Les dépenses purement esthétiques constituent un autre cas fréquent de discorde. Embellir, crépir ou repeindre pour des raisons de confort personnel ne peut être imposé au voisin sans son accord écrit. Dans ce cas, le refus de payer est parfaitement légal.
Un voisin peut donc refuser de contribuer sans être en tort si le mur n’est pas mitoyen, si la mitoyenneté a été abandonnée ou si les travaux ne sont ni nécessaires ni urgents. En revanche, refuser de participer à des réparations indispensables peut constituer un manquement à ses obligations légales.

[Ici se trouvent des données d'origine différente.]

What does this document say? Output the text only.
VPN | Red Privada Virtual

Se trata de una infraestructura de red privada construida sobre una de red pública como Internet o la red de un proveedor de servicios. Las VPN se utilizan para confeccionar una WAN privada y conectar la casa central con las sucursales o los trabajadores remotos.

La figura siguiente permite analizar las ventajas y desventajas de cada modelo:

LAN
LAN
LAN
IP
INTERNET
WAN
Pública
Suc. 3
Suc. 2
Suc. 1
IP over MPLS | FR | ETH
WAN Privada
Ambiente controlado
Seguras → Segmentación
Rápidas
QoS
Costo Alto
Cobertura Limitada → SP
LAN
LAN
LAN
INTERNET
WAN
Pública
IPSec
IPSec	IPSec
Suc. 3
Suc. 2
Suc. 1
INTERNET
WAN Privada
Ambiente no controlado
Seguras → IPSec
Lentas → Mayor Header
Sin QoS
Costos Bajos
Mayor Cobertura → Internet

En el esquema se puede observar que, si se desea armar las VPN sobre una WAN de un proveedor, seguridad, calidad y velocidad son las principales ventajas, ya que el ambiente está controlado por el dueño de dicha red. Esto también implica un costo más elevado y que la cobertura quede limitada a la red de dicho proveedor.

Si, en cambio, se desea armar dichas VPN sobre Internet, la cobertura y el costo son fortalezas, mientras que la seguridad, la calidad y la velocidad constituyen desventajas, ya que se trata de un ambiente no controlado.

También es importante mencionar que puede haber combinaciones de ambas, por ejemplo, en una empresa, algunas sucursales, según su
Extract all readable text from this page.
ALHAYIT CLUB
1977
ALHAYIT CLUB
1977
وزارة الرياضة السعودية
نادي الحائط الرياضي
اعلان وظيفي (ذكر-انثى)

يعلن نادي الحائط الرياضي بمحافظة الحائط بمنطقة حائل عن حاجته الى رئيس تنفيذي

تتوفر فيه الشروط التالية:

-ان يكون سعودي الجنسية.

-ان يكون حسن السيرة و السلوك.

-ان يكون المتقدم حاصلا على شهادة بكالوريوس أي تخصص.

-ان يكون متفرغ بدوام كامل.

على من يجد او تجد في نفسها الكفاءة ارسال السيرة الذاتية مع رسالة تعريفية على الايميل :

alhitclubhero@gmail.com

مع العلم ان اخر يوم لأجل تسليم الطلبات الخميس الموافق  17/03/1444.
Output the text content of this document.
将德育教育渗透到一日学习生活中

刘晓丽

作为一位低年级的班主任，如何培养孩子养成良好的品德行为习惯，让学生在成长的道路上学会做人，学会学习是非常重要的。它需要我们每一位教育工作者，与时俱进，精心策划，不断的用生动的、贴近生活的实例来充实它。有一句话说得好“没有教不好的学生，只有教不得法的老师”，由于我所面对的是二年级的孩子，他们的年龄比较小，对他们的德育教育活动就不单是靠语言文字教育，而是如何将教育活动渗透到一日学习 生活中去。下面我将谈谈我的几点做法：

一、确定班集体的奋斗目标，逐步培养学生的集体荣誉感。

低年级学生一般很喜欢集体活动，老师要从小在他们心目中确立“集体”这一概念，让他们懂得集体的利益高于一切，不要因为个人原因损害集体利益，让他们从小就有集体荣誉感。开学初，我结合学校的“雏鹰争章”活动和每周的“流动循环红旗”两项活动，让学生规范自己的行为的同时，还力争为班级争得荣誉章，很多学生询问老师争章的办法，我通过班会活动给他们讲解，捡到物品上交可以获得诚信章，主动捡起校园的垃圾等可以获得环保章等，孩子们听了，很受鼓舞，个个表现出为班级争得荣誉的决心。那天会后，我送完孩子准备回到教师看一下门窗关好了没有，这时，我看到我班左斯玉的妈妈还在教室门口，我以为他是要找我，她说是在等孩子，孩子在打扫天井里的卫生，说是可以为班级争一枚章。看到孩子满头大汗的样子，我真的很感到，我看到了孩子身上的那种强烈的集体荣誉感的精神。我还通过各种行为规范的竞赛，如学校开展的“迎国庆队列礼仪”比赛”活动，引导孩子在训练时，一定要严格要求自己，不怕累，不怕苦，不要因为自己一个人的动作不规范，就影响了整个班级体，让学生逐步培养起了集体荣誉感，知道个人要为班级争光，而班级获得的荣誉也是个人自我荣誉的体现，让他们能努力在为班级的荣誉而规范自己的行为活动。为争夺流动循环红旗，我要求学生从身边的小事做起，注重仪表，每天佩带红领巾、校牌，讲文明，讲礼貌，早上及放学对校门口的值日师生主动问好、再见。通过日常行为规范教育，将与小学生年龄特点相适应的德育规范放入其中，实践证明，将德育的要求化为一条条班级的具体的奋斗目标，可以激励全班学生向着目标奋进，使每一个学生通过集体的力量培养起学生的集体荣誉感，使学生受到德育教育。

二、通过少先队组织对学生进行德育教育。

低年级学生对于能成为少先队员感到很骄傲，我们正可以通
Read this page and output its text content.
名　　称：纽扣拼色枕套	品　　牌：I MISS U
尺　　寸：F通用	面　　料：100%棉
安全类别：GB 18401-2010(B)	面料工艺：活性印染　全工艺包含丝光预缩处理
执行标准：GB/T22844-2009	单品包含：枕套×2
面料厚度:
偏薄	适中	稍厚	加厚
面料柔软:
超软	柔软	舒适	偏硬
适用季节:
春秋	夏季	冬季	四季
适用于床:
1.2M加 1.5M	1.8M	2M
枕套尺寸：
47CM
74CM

En cas de désaccord, la démarche doit rester progressive. D’abord, privilégier la discussion et présenter un devis détaillé. Ensuite, formaliser une demande par écrit, voire adresser une mise en demeure. Si le conflit persiste, il est possible de solliciter la protection juridique de son assurance, de saisir un conciliateur de justice, puis, en dernier recours, le tribunal judiciaire.